Workload identity federation in GCP - Time & Space Complexity
We want to understand how the time to authenticate and access Google Cloud resources changes as the number of external workloads grows.
Specifically, how does the process of workload identity federation scale when many workloads request access?
Analyze the time complexity of the following operation sequence.
// Assume multiple external workloads
// Each workload requests a token via workload identity federation
for workload in workloads:
token = requestToken(workload)
accessResource(token)
This sequence shows each external workload requesting a token and then accessing a Google Cloud resource using that token.
Identify the API calls, resource provisioning, data transfers that repeat.
- Primary operation: Token request via workload identity federation API.
- How many times: Once per workload requesting access.
Each workload independently requests a token, so the total number of token requests grows directly with the number of workloads.
| Input Size (n) | Approx.

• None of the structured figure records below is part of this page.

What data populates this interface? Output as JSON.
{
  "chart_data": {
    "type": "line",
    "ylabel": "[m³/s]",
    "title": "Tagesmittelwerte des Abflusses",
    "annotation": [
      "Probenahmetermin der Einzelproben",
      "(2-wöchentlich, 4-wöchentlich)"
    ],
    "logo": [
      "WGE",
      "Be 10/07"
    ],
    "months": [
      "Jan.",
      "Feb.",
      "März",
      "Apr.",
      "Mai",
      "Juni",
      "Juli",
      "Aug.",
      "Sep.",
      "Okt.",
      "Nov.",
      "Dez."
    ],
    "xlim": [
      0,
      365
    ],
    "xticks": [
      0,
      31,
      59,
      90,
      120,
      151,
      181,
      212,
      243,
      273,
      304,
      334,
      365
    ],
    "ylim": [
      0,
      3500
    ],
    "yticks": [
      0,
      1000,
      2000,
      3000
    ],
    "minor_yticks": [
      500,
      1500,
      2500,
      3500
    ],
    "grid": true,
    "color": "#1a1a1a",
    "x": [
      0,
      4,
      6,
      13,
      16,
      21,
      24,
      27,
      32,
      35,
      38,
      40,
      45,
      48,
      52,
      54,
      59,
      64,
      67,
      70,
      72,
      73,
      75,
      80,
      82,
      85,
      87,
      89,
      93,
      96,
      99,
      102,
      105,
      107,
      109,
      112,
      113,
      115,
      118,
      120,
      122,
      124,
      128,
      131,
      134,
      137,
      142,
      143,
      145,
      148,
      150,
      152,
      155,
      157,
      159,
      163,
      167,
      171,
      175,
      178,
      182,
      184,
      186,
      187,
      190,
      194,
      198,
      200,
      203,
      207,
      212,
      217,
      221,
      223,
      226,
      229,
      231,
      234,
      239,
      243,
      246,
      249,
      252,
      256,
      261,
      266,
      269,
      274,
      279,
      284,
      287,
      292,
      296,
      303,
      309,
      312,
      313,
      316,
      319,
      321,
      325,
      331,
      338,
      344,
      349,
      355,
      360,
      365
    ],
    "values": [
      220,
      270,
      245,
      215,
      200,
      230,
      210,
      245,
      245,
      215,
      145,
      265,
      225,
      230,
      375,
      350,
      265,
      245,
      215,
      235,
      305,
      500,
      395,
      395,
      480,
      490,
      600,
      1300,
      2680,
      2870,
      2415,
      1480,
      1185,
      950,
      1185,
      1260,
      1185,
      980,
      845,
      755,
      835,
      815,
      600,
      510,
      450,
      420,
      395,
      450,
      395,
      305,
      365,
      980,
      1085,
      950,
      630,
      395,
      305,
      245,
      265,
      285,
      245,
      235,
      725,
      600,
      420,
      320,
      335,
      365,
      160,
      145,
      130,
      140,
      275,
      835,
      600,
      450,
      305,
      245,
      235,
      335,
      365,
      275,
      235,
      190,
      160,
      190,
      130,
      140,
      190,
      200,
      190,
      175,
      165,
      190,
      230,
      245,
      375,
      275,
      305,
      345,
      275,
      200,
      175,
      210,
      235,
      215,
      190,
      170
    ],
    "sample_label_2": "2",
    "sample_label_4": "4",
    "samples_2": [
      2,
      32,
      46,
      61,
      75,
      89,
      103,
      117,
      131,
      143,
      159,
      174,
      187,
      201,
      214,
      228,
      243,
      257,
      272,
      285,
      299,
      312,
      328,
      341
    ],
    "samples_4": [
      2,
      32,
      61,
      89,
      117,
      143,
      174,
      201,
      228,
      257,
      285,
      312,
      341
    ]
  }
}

API Calls/Operations |
|---|---|
| 10 | 10 token requests |
| 100 | 100 token requests |
| 1000 | 1000 token requests |
Pattern observation: The number of token requests grows linearly as the number of workloads increases.
Time Complexity: O(n)
This means the time to complete all token requests grows directly in proportion to the number of workloads.
[X] Wrong: "Requesting tokens for multiple workloads happens all at once and takes the same time as one request."
[OK] Correct: Each workload must individually request a token, so the total time grows with the number of workloads, not stays constant.
Understanding how authentication scales helps you design systems that handle many external workloads efficiently and predict performance as demand grows.
What if workloads shared tokens instead of requesting individually? How would the time complexity change?